I don’t think Yelp reviews are normally distributed, especially for highly and lowly rated reviews. If reviews were normally distributed,then they’d be 3. Not sure how important that assumption is, since Matt is dealing with the extremes (4+ stars) and not the average Yelp establishment.
The number of reviews also impacts the distribution (Yelp reviews tend to be one sided until a large enough sample size). A 4 Star restaurant in NYC is often more consistent and high quality than a 4.5 restaurant in a smaller city, due to NYC having often thousands of reviews resulting 4 stars. As a result,it is much rarer for establishments to be above 4 stars in NYC than other smallerplaces
also a lot of tourists rate nyc restaurants, they dont have refined palates like all the BSDs here.
i always laugh when a garbage chinese restaurant or sushi joint gets 4 or 5 stars from someone out of state when most folks know that place is turrible.
In large markets, you can choose to only see the “Yelp Elite” reviews (ya know, people like me with the finest of palates). That can be helpful in getting higher quality info
Yelp throws events and pays for stuff, like parties and meet up at restaurants. Look at the “Events” page to see what the LA chapter is up to. But I mostly do it for the girls - when they see that red badge, it is game over.

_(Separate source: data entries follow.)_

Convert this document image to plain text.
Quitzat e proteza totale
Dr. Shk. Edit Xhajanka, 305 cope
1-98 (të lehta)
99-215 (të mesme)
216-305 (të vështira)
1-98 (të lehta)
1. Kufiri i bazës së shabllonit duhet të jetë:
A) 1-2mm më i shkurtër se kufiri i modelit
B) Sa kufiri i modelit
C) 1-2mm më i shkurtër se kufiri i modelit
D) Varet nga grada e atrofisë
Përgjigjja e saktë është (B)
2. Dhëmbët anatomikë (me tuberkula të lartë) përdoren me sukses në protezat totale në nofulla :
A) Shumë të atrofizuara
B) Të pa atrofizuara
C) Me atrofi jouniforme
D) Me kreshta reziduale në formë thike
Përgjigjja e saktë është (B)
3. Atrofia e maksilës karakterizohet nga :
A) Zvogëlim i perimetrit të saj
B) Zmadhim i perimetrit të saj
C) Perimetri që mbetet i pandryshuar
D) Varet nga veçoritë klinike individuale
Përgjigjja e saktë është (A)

In the model I described, we are not making an assumption that Yelp reviews are normally distributed. We start with the assumption that they are equally likely (so that there is 50-50 chance that a restaurant will get a high review >3 stars, or low review <=3 stars). Then after observing a rating of R following N reviews, you do Bayesian updating an come up with a beta distribution that describes the probability that a restaurant will get a high review. The beta distribution is approximated by normal when N parameter is large.

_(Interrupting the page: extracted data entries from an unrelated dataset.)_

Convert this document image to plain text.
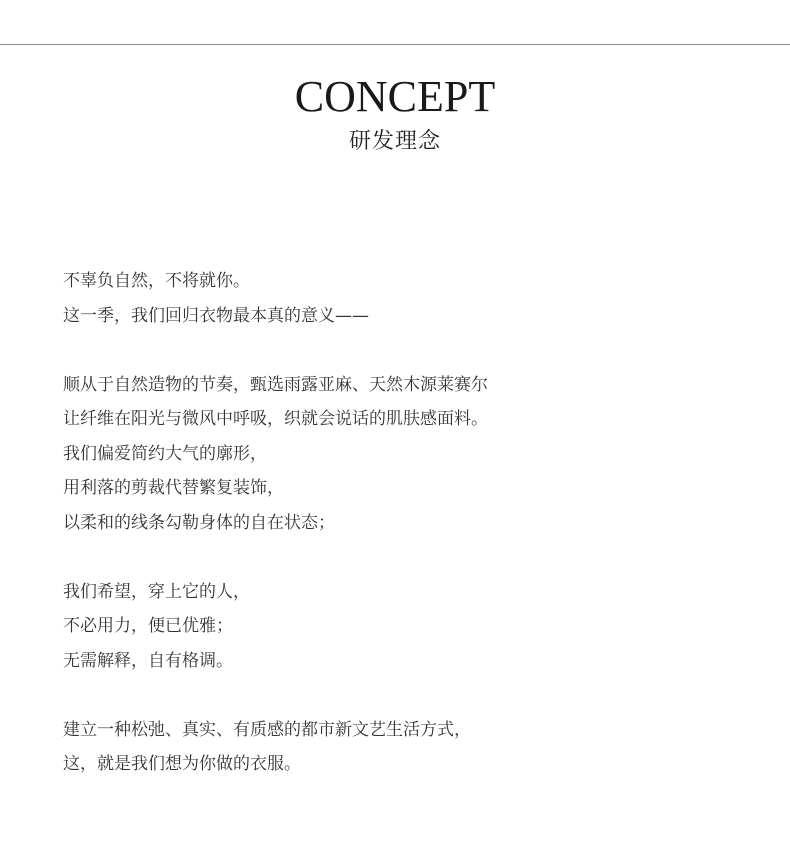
CONCEPT
研发理念
不辜负自然，不将就你。
这一季，我们回归衣物最本真的意义——
顺从于自然造物的节奏，甄选雨露亚麻、天然木源莱赛尔
让纤维在阳光与微风中呼吸，织就会说话的肌肤感面料。
我们偏爱简约大气的廓形，
用利落的剪裁代替繁复装饰，
以柔和的线条勾勒身体的自在状态；
我们希望，穿上它的人，
不必用力，便已优雅；
无需解释，自有格调。
建立一种松弛、真实、有质感的都市新文艺生活方式，
这，就是我们想为你做的衣服。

So we’ve made a number of crude assumptions (that reviewers are independent and not influenced by ratings year-to-date, that the number of reviews is already relatively large, no adjustments for city/geographic location, how recent the reviews are, etc.). But we don’t assume anywhere at all that rankings are normally distributed. You gotta start somewhere with a basic model and make any refinements and upgrades after. But at its core, this model should give a very crude guidance about what’s the tradeoff between high ranking vs. low number of reviewers. Sure, you can eyeball that 4.8 rating based on 10 reviews is maybe not as good as 4.5 based on 5,000 reviews. But what about 4.8 based on 100 reviews? 4.7 based on 500 reviews? If I don’t have time like Nerdy to search for keywords like ‘grinding’ and ‘twerking’ it will be tough to objectively pick the best restaurant.
I’m saying that good tasting food is at times not very presentable. I’m also saying that some places with good food may not know how to present. Additionally, I’m saying that if the food is presentable, it is very likely they hire a lackluster photographer who is unable to capture the essence of the food.